Generally, heat treatments such as carburizing, nitriding, soft nitriding, carbonitriding, oxidation, cleaning, hardening, tempering and normalizing are energy-consuming processes which require a long time and a high temperature to carry out. In view of productivity and flexibility concerns, various energy-saving type furnaces have been proposed and put to practical use as heat treatment equipment for performing such heat treatments.

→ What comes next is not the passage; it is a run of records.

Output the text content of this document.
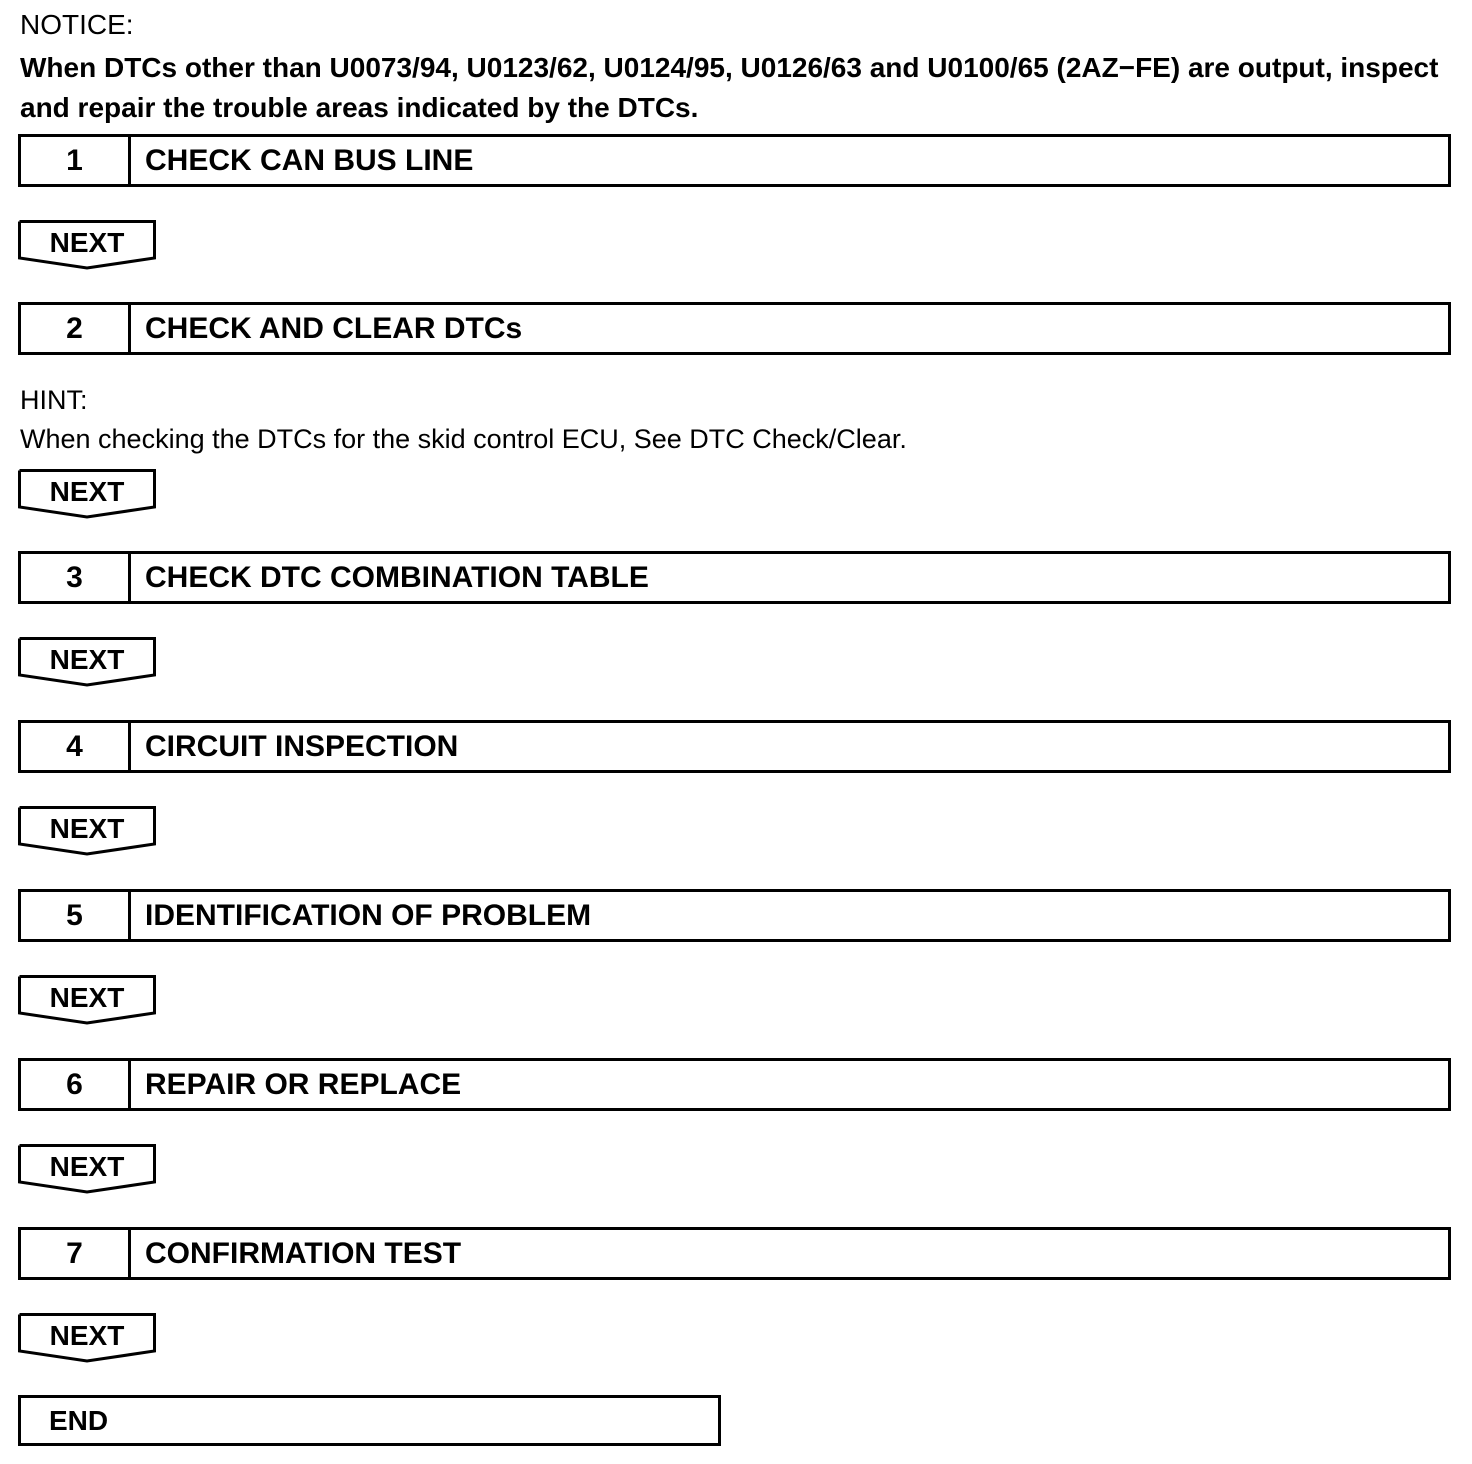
NOTICE:
When DTCs other than U0073/94, U0123/62, U0124/95, U0126/63 and U0100/65 (2AZ−FE) are output, inspect and repair the trouble areas indicated by the DTCs.
1	CHECK CAN BUS LINE
NEXT
2	CHECK AND CLEAR DTCs
HINT:
When checking the DTCs for the skid control ECU, See DTC Check/Clear.
NEXT
3	CHECK DTC COMBINATION TABLE
NEXT
4	CIRCUIT INSPECTION
NEXT
5	IDENTIFICATION OF PROBLEM
NEXT
6	REPAIR OR REPLACE
NEXT
7	CONFIRMATION TEST
NEXT
END
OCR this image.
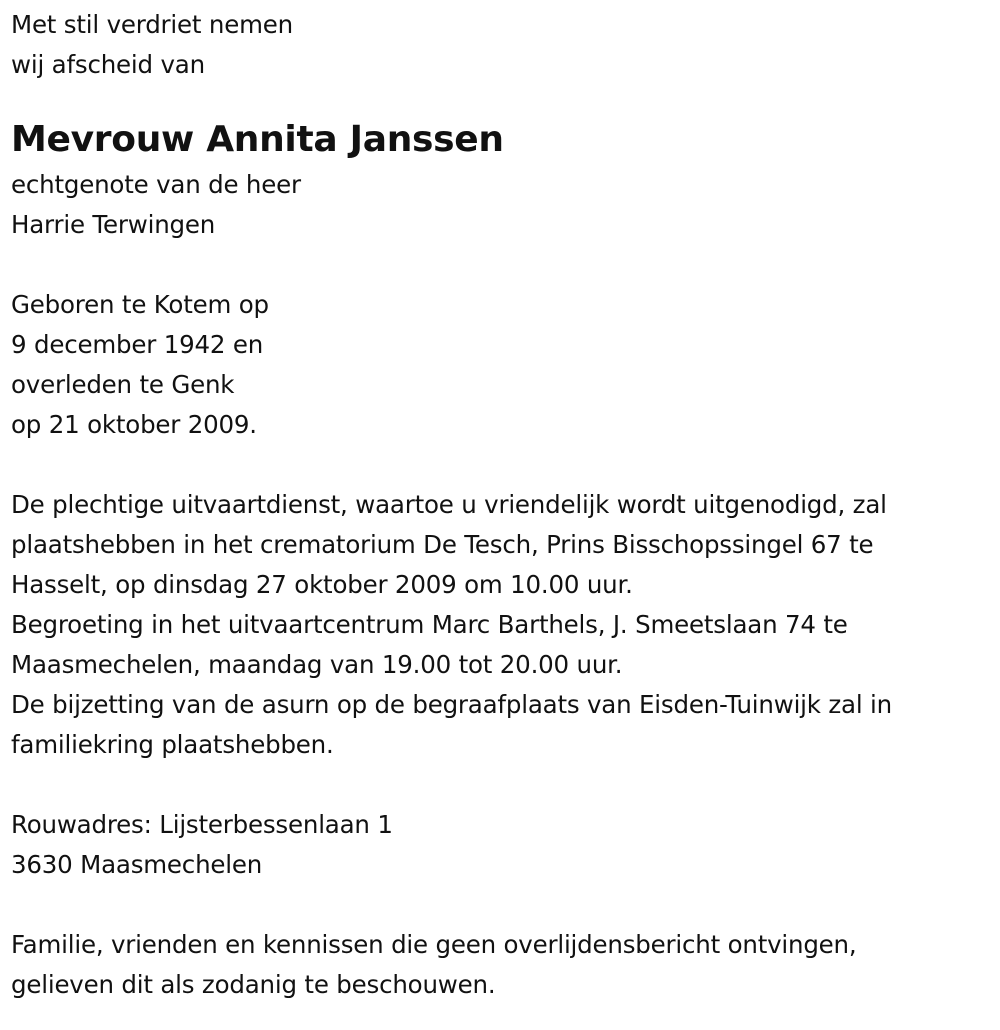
Met stil verdriet nemen
wij afscheid van
Mevrouw Annita Janssen
echtgenote van de heer
Harrie Terwingen
Geboren te Kotem op
9 december 1942 en
overleden te Genk
op 21 oktober 2009.
De plechtige uitvaartdienst, waartoe u vriendelijk wordt uitgenodigd, zal
plaatshebben in het crematorium De Tesch, Prins Bisschopssingel 67 te
Hasselt, op dinsdag 27 oktober 2009 om 10.00 uur.
Begroeting in het uitvaartcentrum Marc Barthels, J. Smeetslaan 74 te
Maasmechelen, maandag van 19.00 tot 20.00 uur.
De bijzetting van de asurn op de begraafplaats van Eisden-Tuinwijk zal in
familiekring plaatshebben.
Rouwadres: Lijsterbessenlaan 1
3630 Maasmechelen
Familie, vrienden en kennissen die geen overlijdensbericht ontvingen,
gelieven dit als zodanig te beschouwen.
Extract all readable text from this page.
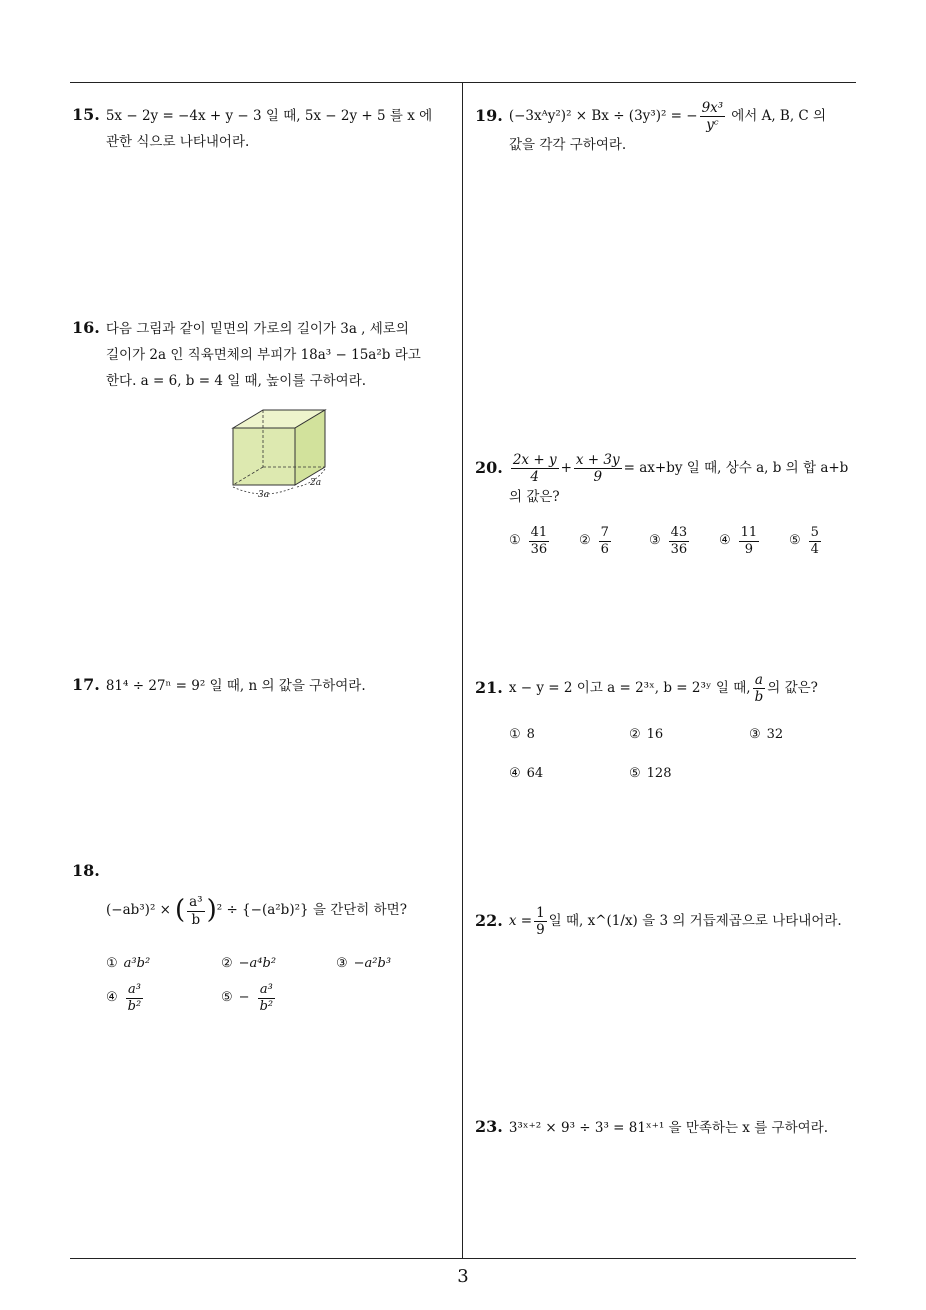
15. 5x − 2y = −4x + y − 3 일 때, 5x − 2y + 5 를 x 에
관한 식으로 나타내어라.
16. 다음 그림과 같이 밑면의 가로의 길이가 3a , 세로의
길이가 2a 인 직육면체의 부피가 18a³ − 15a²b 라고
한다. a = 6, b = 4 일 때, 높이를 구하여라.
3a
2a
17. 81⁴ ÷ 27ⁿ = 9² 일 때, n 의 값을 구하여라.
18.
(−ab³)² × ( $\frac{\text{a³}}{b}$ ) ² ÷ {−(a²b)²} 을 간단히 하면?
① a³b²	② −a⁴b²	③ −a²b³
④ $\frac{\text{a³}}{\text{b²}}$	⑤ − $\frac{\text{a³}}{\text{b²}}$
19. (−3xᴬy²)² × Bx ÷ (3y³)² = − $\frac{\text{9x³}}{\text{yᶜ}}$ 에서 A, B, C 의
값을 각각 구하여라.
20. $\frac{2x + y}{4} + \frac{x + 3y}{9} = ax+by$ 일 때, 상수 a, b 의 합 a+b
의 값은?
① $\frac{41}{36}$ ② $\frac{7}{6}$	③ $\frac{43}{36}$ ④ $\frac{11}{9}$ ⑤ $\frac{5}{4}$
21. x − y = 2 이고 a = 2³ˣ, b = 2³ʸ 일 때, $\frac{a}{b}$ 의 값은?
① 8	② 16	③ 32
④ 64	⑤ 128
22. $x = \frac{1}{9}$ 일 때, x^(1/x) 을 3 의 거듭제곱으로 나타내어라.
23. 3³ˣ⁺² × 9³ ÷ 3³ = 81ˣ⁺¹ 을 만족하는 x 를 구하여라.
3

Conventional heat treatment equipment is classified into three major categories: (1) continuous-type furnaces, (2) batch-type furnaces and (3) rotary furnaces.
One continuous-type furnace is disclosed in Japanese Unexamined Patent Publication No. 60-208469 (1985) according to which trays on which workpieces to be processed are loaded and are put into a furnace by a pusher or conveyor at specified intervals. These trays sequentially pass through a heating zone, carburizing zone, diffusion zone, and cooling zone, whereby the workpieces undergo each treatment in sequence.
Batch-type furnaces are designed to have independently installed treatment cells such as a carburizing furnace cell, a tempering furnace cell or a cleaning cell. These cells are connected by an automatic delivery system. Travel of the automatic delivery system and shifting of workpieces between the automatic delivery system and the treatment cells are controlled by a computer.
One type of rotary furnace is disclosed in Japanese Unexamined Patent Publication No. 2-502930 (1990) (deriving from a PCT application) according to which a plurality of trays on which workpieces are loaded are put into the rotary furnace at the same time. During carburizing operation, a hearth is rotated and the trays carrying the workpieces which have been carburized over a specified period are delivered to the diffusion zone.
The above-described continuous-type furnaces do not bring about heavy energy losses but ensure high productivity because there is no need to lower or raise the temperature of the furnace. They, however, present the disadvantage that when changing treatment conditions, it is necessary to change atmosphere and temperature with a dummy tray put in the furnace thus uselessly consuming energy for a long time. In addition, the amount of production cannot be flexibly changed. Another drawback they have is during maintenance of the system, that is, since the treatment zones are built in series, in the event of a failure in a part of the system, the whole line is stopped.
The batch furnaces can be applied to small-quantity production of multiple items and can flexibly control the amount of production because of their completely independent treatment cells. Further, even if trouble occurs in a part of the system, it has a comparatively small influence upon the entire system. However, they also present several disadvantages. First, provision of many independent furnace cells leads to high cost. Second, they present poor energy efficiency, since carburizing furnaces are provided with their own hardening oil tanks and these oil tanks are idle very often as hardening time is short compared to carburizing time.
On the other hand, the rotary furnaces are composed of one furnace so that treatment time can be controlled easily. In these furnaces, the diffusion zone can be constructed in the form of a rotary hearth. A disadvantage of the rotary furnaces is that furnace atmosphere is kept constant and therefore carburizing and nitriding for example, or heat treatments which differ from each other in carburizing temperature cannot be carried out simultaneously. To change furnace atmosphere, it is necessary to run the furnace without loading workpieces, which obviously wastes energy. Another disadvantage is that the furnace itself is large in size and has a complicated structure so that in the event of trouble, not only troubleshooting is difficult but also the trouble markedly affects the whole line. Further, temperature and atmosphere vary considerably in the rotary furnaces.
Each of the prior heat treatment systems has both merits and demerits and therefore these systems are used according to their characteristics, for small-quantity production of multiple items or mass-production etc. In such circumstances, there has been a longstanding demand for development of a multi-purpose controlled atmosphere heat treatment system which can manufacture articles in various amounts.